Şimdi, adımınız ne kadar küçük olursa olsun (yani 1), evrişim sırasında kaçınılmaz bir boyut azalması olduğunu fark edersiniz (örneğin, 4 birim genişliğinde bir görüntüyü çevirdikten sonra genişlik 3'tür). Bu özellikle derin evrişimli sinir ağları oluştururken istenmeyen bir durumdur. Burası yastığın kurtarmaya geldiği yerdir. En sık kullanılan iki dolgu türü vardır.

  • SAME ve VALID

Aşağıda farkı görebilirsiniz.

görüntü açıklamasını buraya girin

Son söz : Çok merak ediyorsanız, merak ediyor olabilirsiniz. Tam otomatik boyut küçültme üzerine bir bomba düşürdük ve şimdi farklı adımlardan bahsediyoruz. Ancak adımlarla ilgili en iyi şey, boyutların nerede ve nasıl azalacağını kontrol etmenizdir.


2
  1. CNN 1D, 2D veya 3D, giriş veya filtre boyutundan ziyade evrişim yönünü ifade eder.

  2. 1 kanal girişi için CNN2D, CNN1D'ye eşittir, çekirdek uzunluğu = giriş uzunluğu. (1 dönüşüm yönü)


2

Özetle, 1D CNN'de çekirdek 1 yönde hareket eder. 1D CNN'in giriş ve çıkış verileri 2 boyutludur. Çoğunlukla Zaman Serisi verilerinde kullanılır.

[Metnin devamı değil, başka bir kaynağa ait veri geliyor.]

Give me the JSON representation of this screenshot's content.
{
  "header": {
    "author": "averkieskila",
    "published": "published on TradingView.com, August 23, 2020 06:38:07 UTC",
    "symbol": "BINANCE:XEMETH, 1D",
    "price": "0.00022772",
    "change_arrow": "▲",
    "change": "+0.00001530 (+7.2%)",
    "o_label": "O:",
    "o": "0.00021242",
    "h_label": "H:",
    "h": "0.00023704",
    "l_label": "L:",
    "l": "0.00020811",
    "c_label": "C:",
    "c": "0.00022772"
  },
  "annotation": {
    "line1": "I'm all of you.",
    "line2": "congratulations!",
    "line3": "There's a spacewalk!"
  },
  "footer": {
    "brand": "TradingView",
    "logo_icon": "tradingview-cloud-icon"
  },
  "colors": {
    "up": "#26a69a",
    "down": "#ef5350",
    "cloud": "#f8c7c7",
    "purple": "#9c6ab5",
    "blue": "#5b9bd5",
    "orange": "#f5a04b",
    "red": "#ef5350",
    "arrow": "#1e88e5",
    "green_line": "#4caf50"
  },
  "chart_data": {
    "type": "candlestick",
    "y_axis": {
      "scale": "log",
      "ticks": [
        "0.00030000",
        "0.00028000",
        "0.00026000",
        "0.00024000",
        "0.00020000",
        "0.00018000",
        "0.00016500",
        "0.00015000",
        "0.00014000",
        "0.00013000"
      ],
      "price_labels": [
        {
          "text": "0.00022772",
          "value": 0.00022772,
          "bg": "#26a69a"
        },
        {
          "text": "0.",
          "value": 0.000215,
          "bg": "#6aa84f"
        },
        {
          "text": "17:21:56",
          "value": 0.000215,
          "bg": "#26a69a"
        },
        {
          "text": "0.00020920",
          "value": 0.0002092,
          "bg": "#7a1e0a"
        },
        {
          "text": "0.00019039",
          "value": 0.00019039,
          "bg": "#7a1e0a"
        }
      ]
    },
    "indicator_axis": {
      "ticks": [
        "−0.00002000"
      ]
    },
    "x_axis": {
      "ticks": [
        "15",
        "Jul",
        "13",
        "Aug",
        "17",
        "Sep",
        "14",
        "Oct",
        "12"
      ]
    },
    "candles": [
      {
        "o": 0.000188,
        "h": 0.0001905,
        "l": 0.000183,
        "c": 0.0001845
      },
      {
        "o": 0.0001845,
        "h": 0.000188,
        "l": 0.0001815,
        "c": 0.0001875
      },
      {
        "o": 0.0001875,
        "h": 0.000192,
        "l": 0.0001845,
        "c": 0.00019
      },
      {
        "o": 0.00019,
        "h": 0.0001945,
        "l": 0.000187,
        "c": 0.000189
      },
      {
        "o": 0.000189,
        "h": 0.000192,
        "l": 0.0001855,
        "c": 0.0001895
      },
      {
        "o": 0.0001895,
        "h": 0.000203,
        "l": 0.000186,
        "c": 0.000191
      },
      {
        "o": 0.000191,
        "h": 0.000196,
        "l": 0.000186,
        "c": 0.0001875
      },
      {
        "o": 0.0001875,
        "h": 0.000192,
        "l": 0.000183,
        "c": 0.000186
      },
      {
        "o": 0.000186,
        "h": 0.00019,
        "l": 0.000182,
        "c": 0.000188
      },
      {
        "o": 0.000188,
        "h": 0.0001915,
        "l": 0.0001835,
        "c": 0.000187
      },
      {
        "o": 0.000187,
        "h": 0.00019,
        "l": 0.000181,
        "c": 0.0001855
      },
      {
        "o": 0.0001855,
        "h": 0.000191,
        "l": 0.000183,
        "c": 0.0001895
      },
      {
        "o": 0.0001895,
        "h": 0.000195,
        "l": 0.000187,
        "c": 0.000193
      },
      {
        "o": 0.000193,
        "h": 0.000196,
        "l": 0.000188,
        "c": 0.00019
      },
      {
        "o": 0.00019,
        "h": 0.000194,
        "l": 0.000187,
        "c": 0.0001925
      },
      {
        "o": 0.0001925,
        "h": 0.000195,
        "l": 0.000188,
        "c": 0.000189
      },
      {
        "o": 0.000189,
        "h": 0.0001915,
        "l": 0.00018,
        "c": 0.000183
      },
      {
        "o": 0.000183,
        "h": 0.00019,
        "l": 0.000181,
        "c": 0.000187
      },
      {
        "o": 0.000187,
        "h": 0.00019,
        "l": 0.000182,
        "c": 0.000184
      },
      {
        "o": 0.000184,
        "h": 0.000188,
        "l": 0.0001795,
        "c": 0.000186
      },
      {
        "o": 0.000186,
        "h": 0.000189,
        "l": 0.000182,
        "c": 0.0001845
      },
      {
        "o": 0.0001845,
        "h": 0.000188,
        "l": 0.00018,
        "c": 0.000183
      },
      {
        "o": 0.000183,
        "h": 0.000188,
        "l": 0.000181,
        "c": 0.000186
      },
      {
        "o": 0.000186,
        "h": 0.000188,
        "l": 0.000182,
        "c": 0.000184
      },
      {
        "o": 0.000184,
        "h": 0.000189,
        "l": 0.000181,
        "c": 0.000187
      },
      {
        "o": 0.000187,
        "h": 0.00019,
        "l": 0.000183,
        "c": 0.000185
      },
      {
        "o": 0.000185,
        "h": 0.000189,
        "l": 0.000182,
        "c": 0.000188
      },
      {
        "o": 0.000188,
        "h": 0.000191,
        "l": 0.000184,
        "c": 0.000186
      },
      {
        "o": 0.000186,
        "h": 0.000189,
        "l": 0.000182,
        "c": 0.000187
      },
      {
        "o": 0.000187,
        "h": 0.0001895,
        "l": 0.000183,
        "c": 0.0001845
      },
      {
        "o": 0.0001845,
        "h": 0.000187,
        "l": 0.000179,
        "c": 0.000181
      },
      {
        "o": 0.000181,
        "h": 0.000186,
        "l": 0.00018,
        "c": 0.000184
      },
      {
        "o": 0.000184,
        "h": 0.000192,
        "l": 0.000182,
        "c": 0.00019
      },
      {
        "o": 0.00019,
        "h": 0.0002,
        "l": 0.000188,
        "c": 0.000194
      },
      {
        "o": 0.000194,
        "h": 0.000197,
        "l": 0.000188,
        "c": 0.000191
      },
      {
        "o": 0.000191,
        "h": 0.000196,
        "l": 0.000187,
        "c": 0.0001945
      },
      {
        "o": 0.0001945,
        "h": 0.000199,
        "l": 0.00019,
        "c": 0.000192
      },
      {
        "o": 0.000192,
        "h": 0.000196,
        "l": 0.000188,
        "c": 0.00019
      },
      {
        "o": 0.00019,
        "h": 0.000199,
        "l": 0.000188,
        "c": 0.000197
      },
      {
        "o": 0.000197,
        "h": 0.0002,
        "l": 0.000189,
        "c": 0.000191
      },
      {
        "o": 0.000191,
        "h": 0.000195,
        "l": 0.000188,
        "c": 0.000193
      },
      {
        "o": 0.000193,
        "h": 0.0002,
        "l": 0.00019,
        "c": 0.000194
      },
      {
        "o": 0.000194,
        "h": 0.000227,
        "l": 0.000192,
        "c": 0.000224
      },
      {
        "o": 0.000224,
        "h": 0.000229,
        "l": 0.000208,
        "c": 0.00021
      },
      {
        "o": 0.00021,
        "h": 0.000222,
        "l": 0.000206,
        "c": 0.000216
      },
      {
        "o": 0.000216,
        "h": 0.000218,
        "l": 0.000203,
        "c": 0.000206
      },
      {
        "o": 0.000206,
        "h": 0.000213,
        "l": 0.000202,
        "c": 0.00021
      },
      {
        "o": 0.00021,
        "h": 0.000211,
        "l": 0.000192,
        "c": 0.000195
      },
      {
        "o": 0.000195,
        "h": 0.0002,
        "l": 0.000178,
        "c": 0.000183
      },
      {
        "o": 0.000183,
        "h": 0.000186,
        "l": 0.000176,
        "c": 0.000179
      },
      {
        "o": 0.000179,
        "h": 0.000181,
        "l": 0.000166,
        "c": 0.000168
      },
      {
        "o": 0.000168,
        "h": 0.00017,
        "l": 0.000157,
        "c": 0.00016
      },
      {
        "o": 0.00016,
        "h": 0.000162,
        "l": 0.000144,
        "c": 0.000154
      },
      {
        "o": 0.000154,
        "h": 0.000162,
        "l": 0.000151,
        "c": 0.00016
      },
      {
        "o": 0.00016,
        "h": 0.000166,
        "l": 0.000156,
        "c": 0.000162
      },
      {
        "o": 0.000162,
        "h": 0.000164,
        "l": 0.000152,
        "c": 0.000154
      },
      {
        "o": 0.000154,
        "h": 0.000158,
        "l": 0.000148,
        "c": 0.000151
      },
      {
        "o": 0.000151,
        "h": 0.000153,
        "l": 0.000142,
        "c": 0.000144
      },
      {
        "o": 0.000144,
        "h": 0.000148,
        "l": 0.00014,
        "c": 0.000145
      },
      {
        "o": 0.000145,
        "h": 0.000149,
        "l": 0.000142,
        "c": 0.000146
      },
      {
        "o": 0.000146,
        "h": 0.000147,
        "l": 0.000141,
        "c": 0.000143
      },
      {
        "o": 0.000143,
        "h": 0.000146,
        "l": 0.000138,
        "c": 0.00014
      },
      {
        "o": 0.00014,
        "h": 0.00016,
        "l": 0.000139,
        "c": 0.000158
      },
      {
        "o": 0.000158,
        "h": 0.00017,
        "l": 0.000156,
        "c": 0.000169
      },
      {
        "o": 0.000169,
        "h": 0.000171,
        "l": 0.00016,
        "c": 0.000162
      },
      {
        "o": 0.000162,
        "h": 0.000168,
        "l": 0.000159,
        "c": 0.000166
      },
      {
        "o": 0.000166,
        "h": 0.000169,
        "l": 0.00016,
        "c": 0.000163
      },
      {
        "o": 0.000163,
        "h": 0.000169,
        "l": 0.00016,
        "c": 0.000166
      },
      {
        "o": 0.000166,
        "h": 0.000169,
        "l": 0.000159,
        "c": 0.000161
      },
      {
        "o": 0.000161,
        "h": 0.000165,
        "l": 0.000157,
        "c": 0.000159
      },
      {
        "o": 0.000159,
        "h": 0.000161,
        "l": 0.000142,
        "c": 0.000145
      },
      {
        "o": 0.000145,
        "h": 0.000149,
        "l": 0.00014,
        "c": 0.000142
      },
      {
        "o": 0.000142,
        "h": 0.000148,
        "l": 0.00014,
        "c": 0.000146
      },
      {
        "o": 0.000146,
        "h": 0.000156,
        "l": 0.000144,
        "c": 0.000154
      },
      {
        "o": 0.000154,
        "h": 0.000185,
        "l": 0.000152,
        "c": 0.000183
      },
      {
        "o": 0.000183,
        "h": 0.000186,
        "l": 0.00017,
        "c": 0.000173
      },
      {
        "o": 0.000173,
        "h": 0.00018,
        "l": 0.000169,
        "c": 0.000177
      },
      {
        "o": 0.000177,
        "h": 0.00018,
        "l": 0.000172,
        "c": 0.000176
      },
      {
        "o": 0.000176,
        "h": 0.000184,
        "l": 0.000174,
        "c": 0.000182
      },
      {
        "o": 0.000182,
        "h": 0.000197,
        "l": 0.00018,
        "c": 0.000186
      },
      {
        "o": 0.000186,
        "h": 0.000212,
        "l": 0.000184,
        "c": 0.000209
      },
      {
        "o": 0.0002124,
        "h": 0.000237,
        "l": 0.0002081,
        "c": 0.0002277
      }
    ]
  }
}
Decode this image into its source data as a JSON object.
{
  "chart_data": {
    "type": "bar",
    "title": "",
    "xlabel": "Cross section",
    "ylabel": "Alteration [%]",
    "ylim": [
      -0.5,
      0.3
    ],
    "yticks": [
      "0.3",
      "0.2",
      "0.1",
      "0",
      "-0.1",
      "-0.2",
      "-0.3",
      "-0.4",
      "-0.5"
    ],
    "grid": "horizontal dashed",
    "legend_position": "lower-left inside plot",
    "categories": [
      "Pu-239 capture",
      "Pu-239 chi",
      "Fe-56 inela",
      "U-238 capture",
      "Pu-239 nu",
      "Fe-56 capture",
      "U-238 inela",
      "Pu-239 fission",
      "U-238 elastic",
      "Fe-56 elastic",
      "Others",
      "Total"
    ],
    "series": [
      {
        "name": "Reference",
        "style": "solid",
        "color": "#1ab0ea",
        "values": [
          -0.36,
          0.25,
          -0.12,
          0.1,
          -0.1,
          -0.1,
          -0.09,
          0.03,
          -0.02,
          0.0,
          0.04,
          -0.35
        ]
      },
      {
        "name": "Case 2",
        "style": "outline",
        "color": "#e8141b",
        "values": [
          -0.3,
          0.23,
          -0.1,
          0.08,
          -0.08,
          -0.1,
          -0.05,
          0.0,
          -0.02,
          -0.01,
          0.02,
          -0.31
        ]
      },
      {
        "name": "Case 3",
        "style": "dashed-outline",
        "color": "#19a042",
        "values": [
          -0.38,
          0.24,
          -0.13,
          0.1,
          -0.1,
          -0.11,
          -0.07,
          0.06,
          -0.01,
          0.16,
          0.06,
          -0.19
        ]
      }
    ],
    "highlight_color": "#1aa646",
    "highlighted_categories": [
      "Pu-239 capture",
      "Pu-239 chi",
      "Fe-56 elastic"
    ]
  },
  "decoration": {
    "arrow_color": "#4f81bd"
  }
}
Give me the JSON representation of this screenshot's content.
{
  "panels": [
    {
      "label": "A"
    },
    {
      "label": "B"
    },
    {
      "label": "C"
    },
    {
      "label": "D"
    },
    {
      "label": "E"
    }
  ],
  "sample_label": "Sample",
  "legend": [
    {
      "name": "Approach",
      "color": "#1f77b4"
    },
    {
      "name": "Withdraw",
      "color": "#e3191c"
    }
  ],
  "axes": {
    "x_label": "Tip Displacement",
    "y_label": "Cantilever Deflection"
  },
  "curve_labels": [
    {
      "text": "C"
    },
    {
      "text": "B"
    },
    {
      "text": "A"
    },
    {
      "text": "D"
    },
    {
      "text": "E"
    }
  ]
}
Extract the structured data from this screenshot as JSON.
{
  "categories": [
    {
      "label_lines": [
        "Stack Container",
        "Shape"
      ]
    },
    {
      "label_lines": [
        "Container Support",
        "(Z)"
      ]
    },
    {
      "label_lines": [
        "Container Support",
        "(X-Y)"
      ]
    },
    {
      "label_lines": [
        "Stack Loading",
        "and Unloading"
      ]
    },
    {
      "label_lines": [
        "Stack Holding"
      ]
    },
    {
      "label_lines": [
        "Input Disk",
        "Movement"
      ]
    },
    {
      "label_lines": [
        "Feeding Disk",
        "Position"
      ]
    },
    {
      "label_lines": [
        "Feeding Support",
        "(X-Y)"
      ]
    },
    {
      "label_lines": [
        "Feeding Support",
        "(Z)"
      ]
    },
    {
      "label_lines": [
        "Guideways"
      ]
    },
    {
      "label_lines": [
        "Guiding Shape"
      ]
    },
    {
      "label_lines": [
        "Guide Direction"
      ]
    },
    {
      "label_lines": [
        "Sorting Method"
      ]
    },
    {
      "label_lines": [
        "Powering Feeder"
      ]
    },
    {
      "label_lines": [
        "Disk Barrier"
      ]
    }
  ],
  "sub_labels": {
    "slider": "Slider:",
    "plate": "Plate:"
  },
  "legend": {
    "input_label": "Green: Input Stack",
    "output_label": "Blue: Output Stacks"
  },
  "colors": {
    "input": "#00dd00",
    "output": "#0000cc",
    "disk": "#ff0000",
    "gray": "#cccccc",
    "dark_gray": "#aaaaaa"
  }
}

2D CNN'de çekirdek 2 yönde hareket eder. 2D CNN'nin giriş ve çıkış verileri 3 boyutludur. Çoğunlukla Görüntü verilerinde kullanılır.

3B CNN'de çekirdek 3 yönde hareket eder. 3D CNN'in giriş ve çıkış verileri 4 boyutludur. Çoğunlukla 3D Görüntü verilerinde (MRI, CT Taramaları) kullanılır.

Daha fazla bilgiyi burada bulabilirsiniz: https://medium.com/@xzz201920/conv1d-conv2d-and-conv3d-8a59182c4d6

Sitemizi kullandığınızda şunları okuyup anladığınızı kabul etmiş olursunuz: Çerez Politikası ve Gizlilik Politikası.
Licensed under cc by-sa 3.0 with attribution required.